Showing posts with label see the sites. Show all posts
Showing posts with label see the sites. Show all posts

Saturday, September 18, 2010

The doom that came to Tunwich

It was three weeks before those outside Tunwich realised what that last bout of roadworks had wrought. It took them another three weeks to work through the accumulated go-slow zones, diversions, reversions, revisions, turnbacks, turnarounds, roundabouts and traffic police. And when they did, they discovered that Tunwich had been cut free, excised from the city, and was sunk without trace. There was a lake there now. At least there were ducks.

Friday, July 14, 2006

See the sites 3

Between the suburbs of Tunwich and O'Kieran there is a piece of open ground, not quite a park, not quite a wasteland. It is crossed by a line of worm-riddled pines that once might have been a windbreak. It is mowed occasionally, so there might be snakes, but mostly it is left to the joggers and walkers of dogs. Perhaps it dreams of the houses that can be seen glowing in the night all around it; perhaps it is glad to be free of them.

On the northern side of the space there is a single stone, about a metre tall, carved with scrollwork and a beady-eyed face that is not Celtic, Norse or Scythian. The stone itself seems old with its coat of lichen and moss, like an artefact of some lost indigenous culture, but it is not. It only dates back to the 1970s and the psychotic break of Charles Voss. One night in 1973 Voss discovered that consensual reality was not good enough for him and so he invented his own. In the occasionally violent transition to his new universe he decided his role was to carve guardian stones to 'cap' or block certain geomantic nexi around the City of Witches. He sought stone from particularly sympathetic places - the stone we started with originated in a quarry some 350 kilometers away - and gave them warding spirals and stony senses to do their work. He carved and placed five before the police arrested him over what he had done with his wife of 20 years, Lola.

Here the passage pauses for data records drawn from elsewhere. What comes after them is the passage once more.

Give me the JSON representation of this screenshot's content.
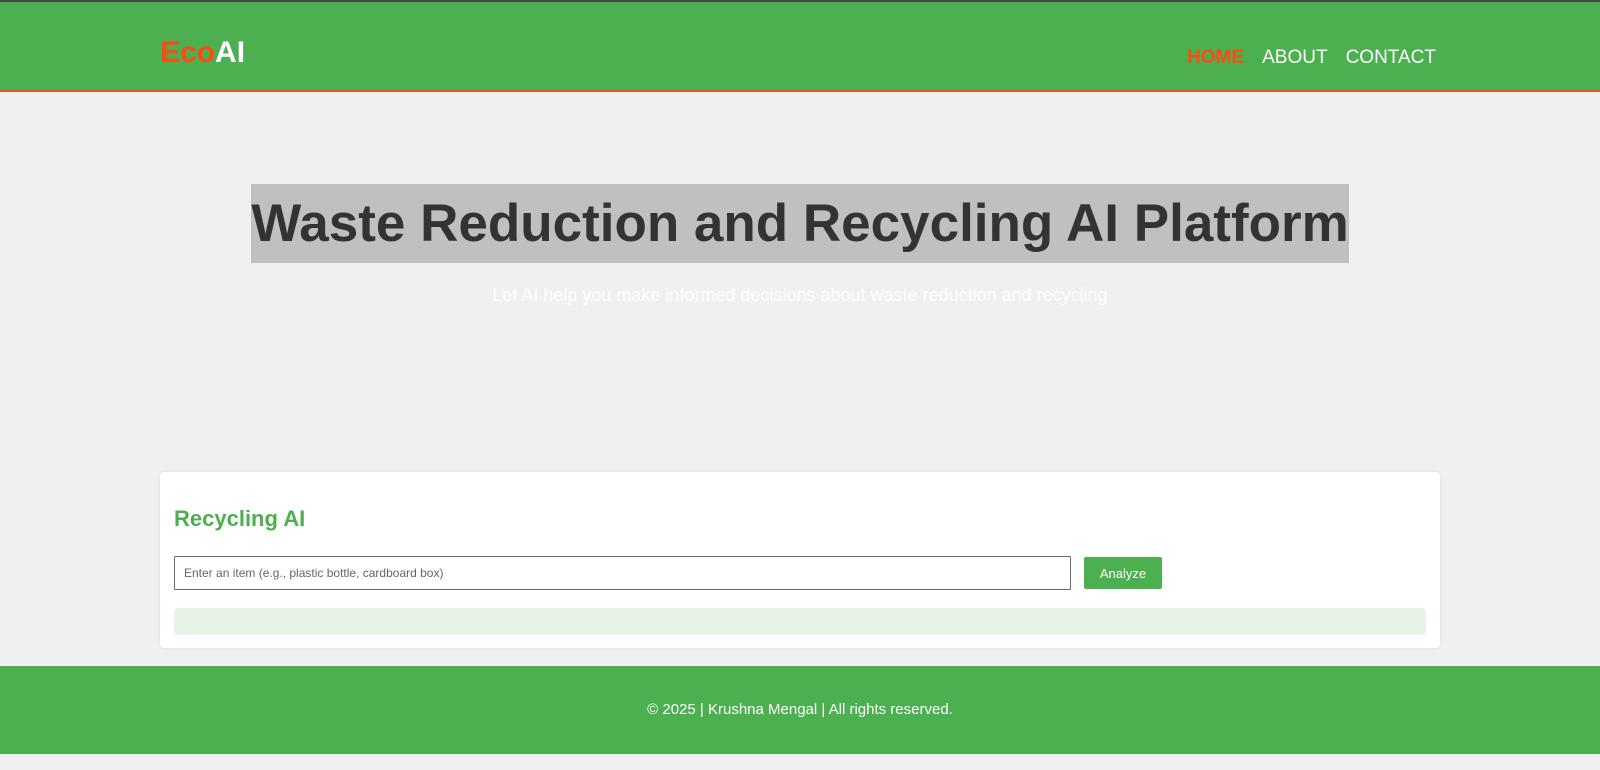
{
  "header": {
    "logo_part1": "Eco",
    "logo_part2": "AI",
    "nav": [
      {
        "label": "HOME",
        "active": true
      },
      {
        "label": "ABOUT",
        "active": false
      },
      {
        "label": "CONTACT",
        "active": false
      }
    ]
  },
  "hero": {
    "title": "Waste Reduction and Recycling AI Platform",
    "subtitle": "Let AI help you make informed decisions about waste reduction and recycling"
  },
  "recycling": {
    "title": "Recycling AI",
    "input_placeholder": "Enter an item (e.g., plastic bottle, cardboard box)",
    "input_value": "",
    "button_label": "Analyze",
    "result_text": ""
  },
  "footer": {
    "text": "© 2025 | Krushna Mengal | All rights reserved."
  },
  "colors": {
    "brand_green": "#4caf50",
    "accent_orange": "#ff4a12",
    "page_background": "#f0f0f0",
    "result_background": "#e8f3e8"
  }
}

Five out of a planned twenty-three stones are apparently enough to slow the onset of the ley-catastrophe Voss predicted, but he still worries about the shortfall in his ward in Greyhame Psychiatric Hospital, a safe 200 kilometers away in the Town of Rams. Another eight are still piled in his former home in Tunwich in various stages of completion. Voss had not even selected the stone for the other ten.

Tuesday, June 20, 2006

See the sites 2

Just north of the city centre, in a neighbourhood of ramshackle cottages being slowly assimilated by apartment blocks, there is a traffic roundabout by a park. By day the park is deserted. By night it is the haunt of the walking dead, their eyes white, vacant and hungry, with tracked scars upon their forearms. Cranky old pine trees shroud the park in resinous gloom no matter the time of day.

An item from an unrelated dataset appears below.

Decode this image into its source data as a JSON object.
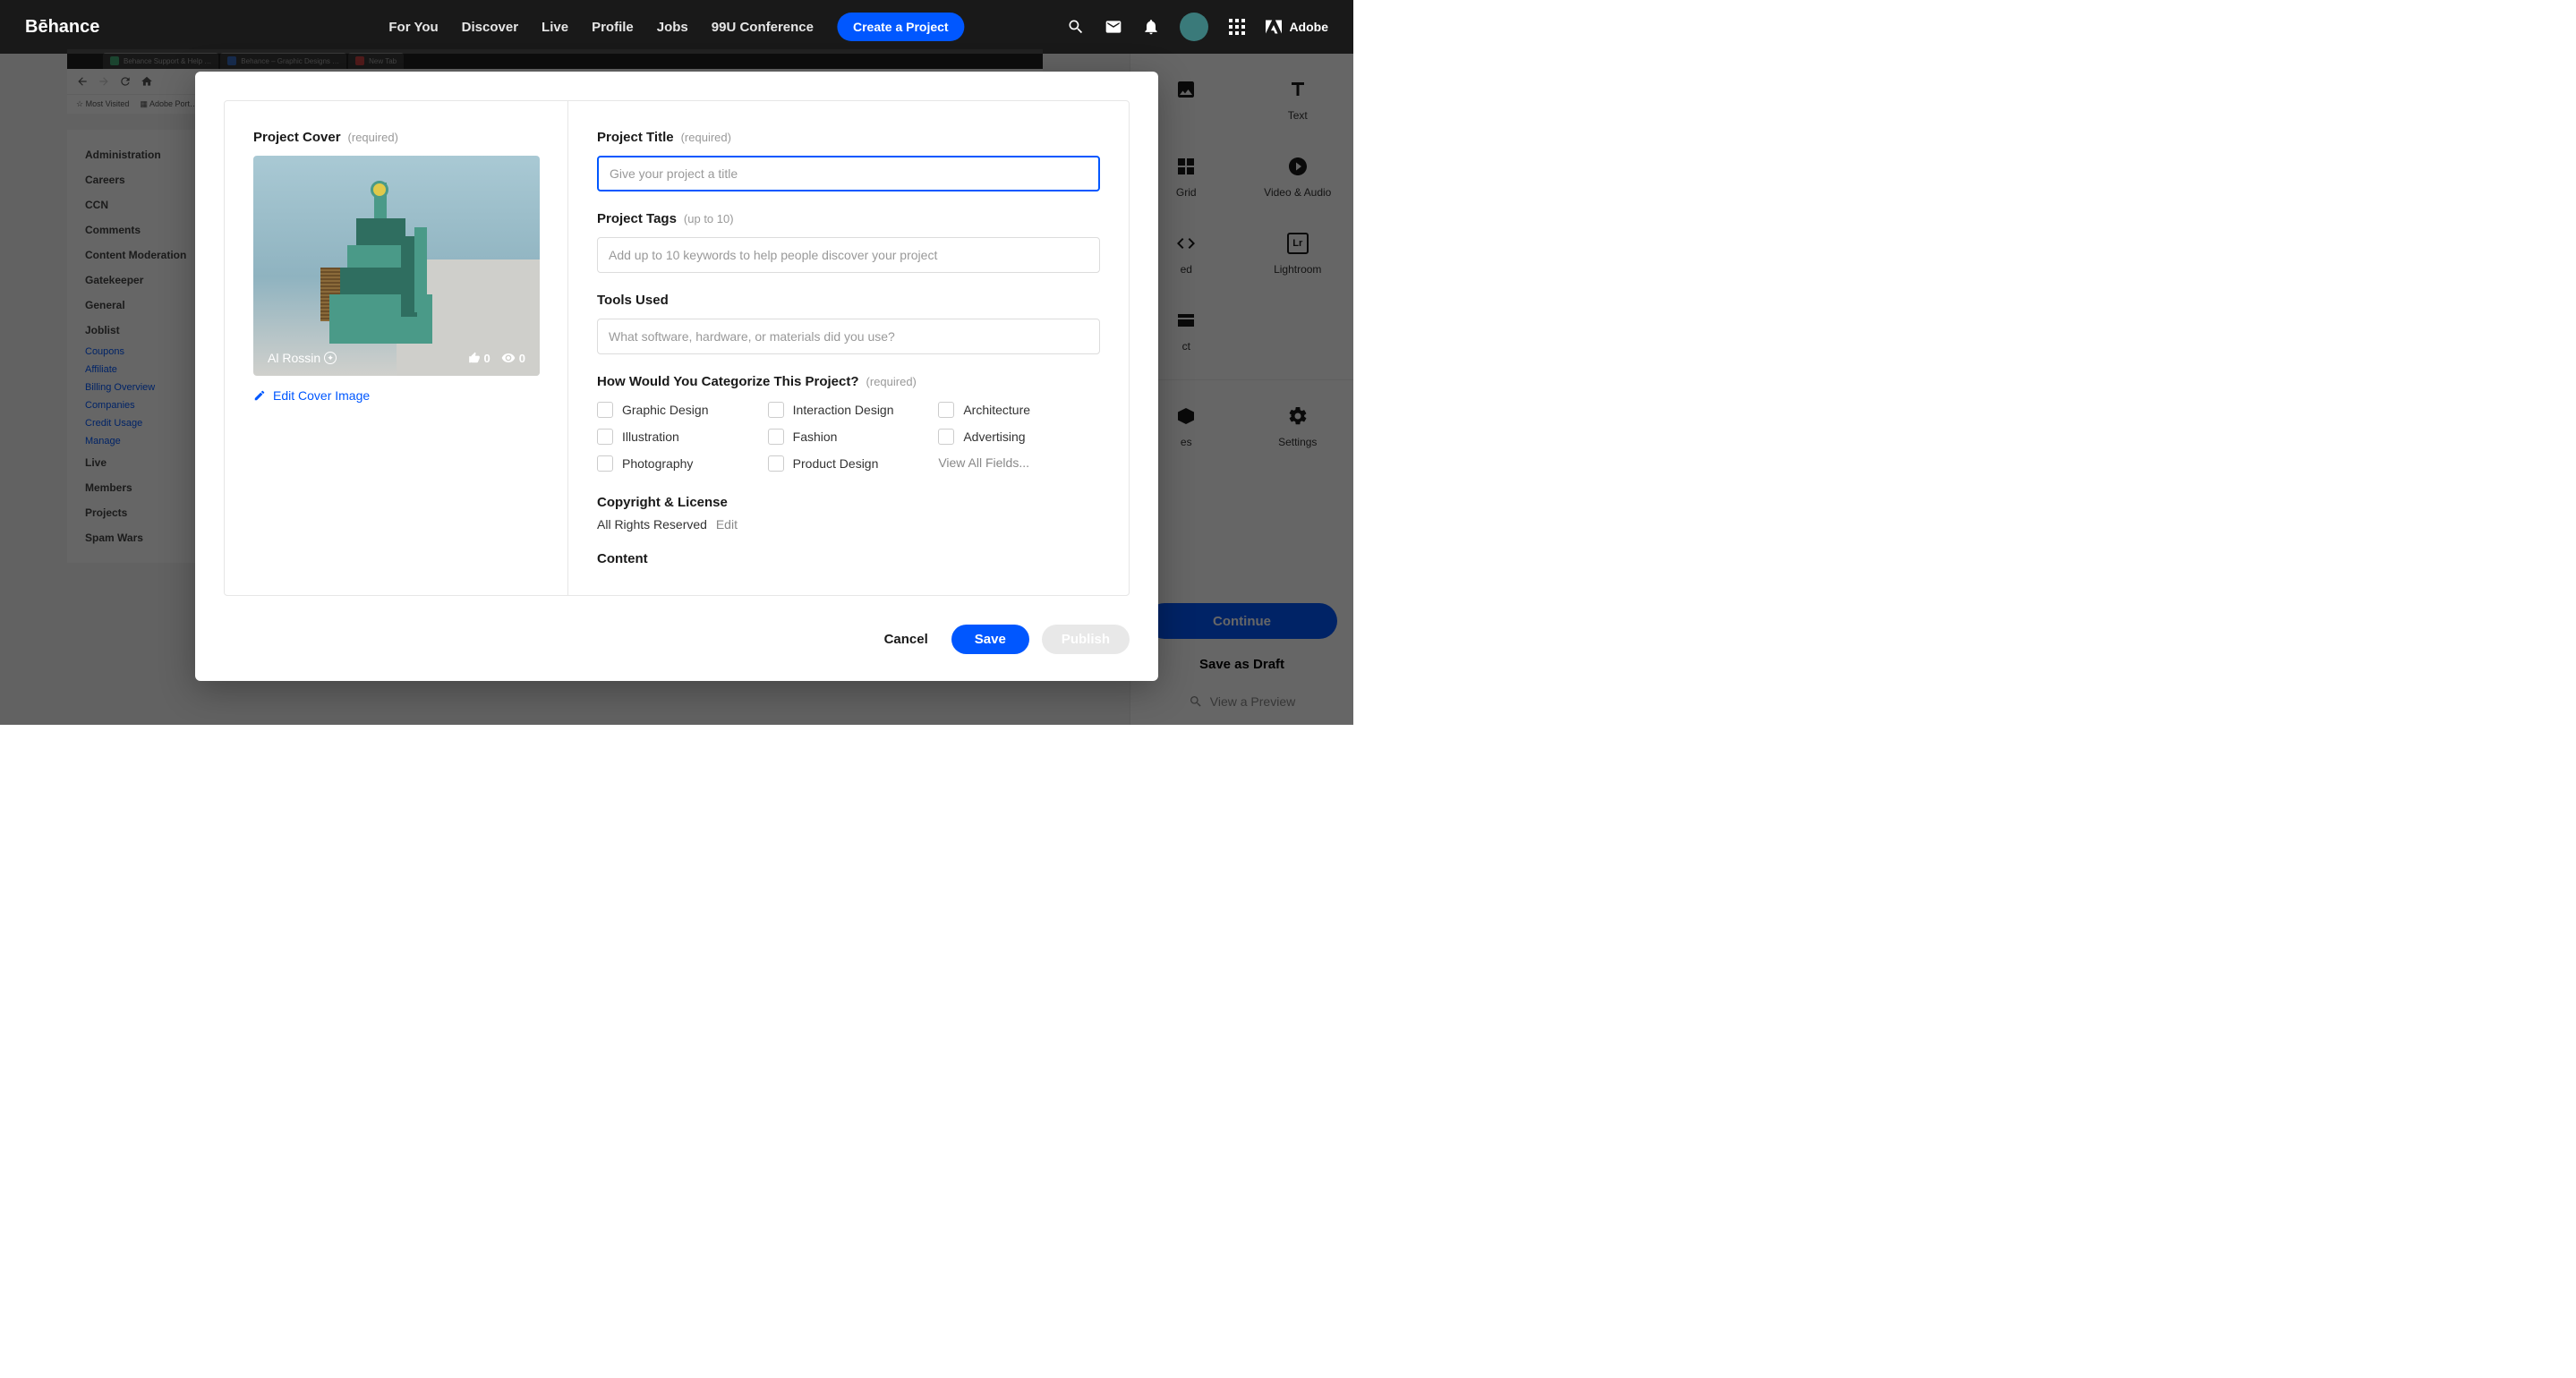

The roundabout is lit at night with dim orange lights that give it the sense of being in a fire-cave, except that it is always unreasonably cold there, never warm. It is at the site of the oldest crossroads in the city. A circle has replaced the cross but the underlying energy is still the same.

Twice a year, on the ancient festivals, a faerie cavalcade passes through the roundabout between thither and hither. Typically mortal witnesses are blinded by the riders' splendour and sent into a cloying sleep from which they wake in their own beds, unable to remember how they got home.

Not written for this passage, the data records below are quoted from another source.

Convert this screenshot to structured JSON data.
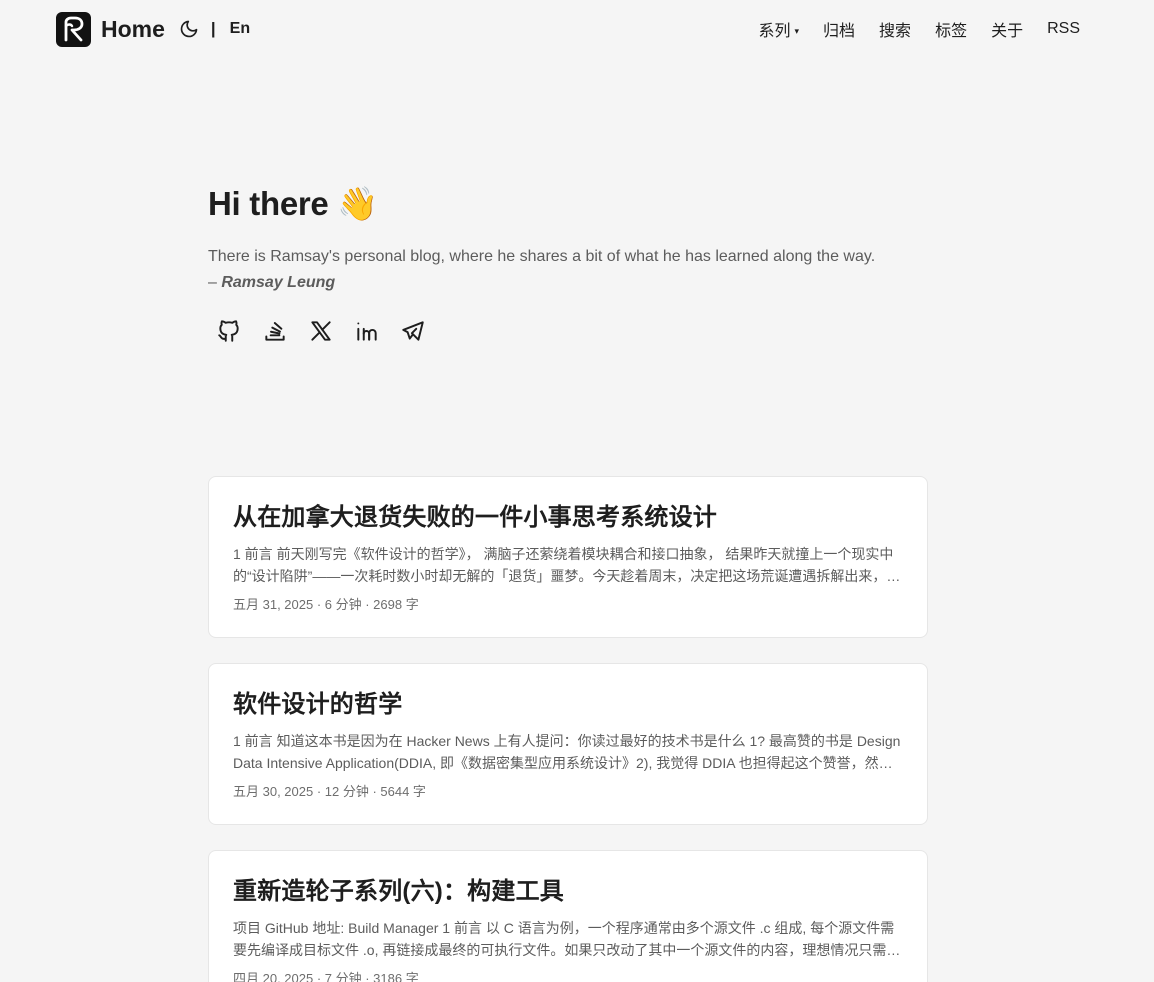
{
  "header": {
    "home_label": "Home",
    "separator": "|",
    "lang_label": "En",
    "logo_icon": "r-logo-icon",
    "theme_icon": "moon-icon",
    "nav": [
      {
        "label": "系列",
        "caret": "▾"
      },
      {
        "label": "归档"
      },
      {
        "label": "搜索"
      },
      {
        "label": "标签"
      },
      {
        "label": "关于"
      },
      {
        "label": "RSS"
      }
    ]
  },
  "hero": {
    "title": "Hi there 👋",
    "description": "There is Ramsay's personal blog, where he shares a bit of what he has learned along the way.",
    "dash": "– ",
    "author": "Ramsay Leung",
    "socials": [
      "github-icon",
      "stackoverflow-icon",
      "x-icon",
      "linkedin-icon",
      "telegram-icon"
    ]
  },
  "posts": [
    {
      "title": "从在加拿大退货失败的一件小事思考系统设计",
      "summary": "1 前言 前天刚写完《软件设计的哲学》， 满脑子还萦绕着模块耦合和接口抽象， 结果昨天就撞上一个现实中的“设计陷阱”——一次耗时数小时却无解的「退货」噩梦。今天趁着周末，决定把这场荒诞遭遇拆解出来，…",
      "meta": "五月 31, 2025 · 6 分钟 · 2698 字"
    },
    {
      "title": "软件设计的哲学",
      "summary": "1 前言 知道这本书是因为在 Hacker News 上有人提问：你读过最好的技术书是什么 1? 最高赞的书是 Design Data Intensive Application(DDIA, 即《数据密集型应用系统设计》2), 我觉得 DDIA 也担得起这个赞誉，然…",
      "meta": "五月 30, 2025 · 12 分钟 · 5644 字"
    },
    {
      "title": "重新造轮子系列(六)：构建工具",
      "summary": "项目 GitHub 地址: Build Manager 1 前言 以 C 语言为例，一个程序通常由多个源文件 .c 组成, 每个源文件需要先编译成目标文件 .o, 再链接成最终的可执行文件。如果只改动了其中一个源文件的内容，理想情况只需…",
      "meta": "四月 20, 2025 · 7 分钟 · 3186 字"
    }
  ]
}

In recent years, however, the cavalcade has not passed by at all and its place has been taken by the Wild Hunt. Now witnesses do not make it home at all.

Saturday, June 17, 2006

See the sites 1

On the southern outskirts of town there is a factory that manufactures things that nobody wants. Part of it is a printery responsible for the bales of junk mail that appear in your letter boxes, as well as government forms. Other assembly lines produce spurious samples, traffic cameras, those spikes they use to stop pigeons roosting under bridges, and Volvos.

From the outside the factory is nondescript, concrete blocks floodlit tacky orange at night, beyond a sagging perimeter cyclone mesh fence. Featureless trucks deliver the factory's products to the rest of the city at all hours of the clock.

Inside it is another matter. The workers on the assembly lines, amid the machines, are children and youths, abducted from the city's central bus interchanges at night, and blinded especially for the factory's purposes. They are chained to their workstations and fed once a day on MacDonalds hamburgers. Their swift pallid fingers work for fourteen hours at a time. They do not dream.

When they grow too old and big for their workstations they are taken shambling away to a shed at the back of the property, still crabbed over from their years of toil, and humanely killed. Their bodies are recycled, dried and kibbled for use as cattle feed. Their overalls are washed and then given to their successors. Nothing is wasted.

The factory's purpose is not production but consumption.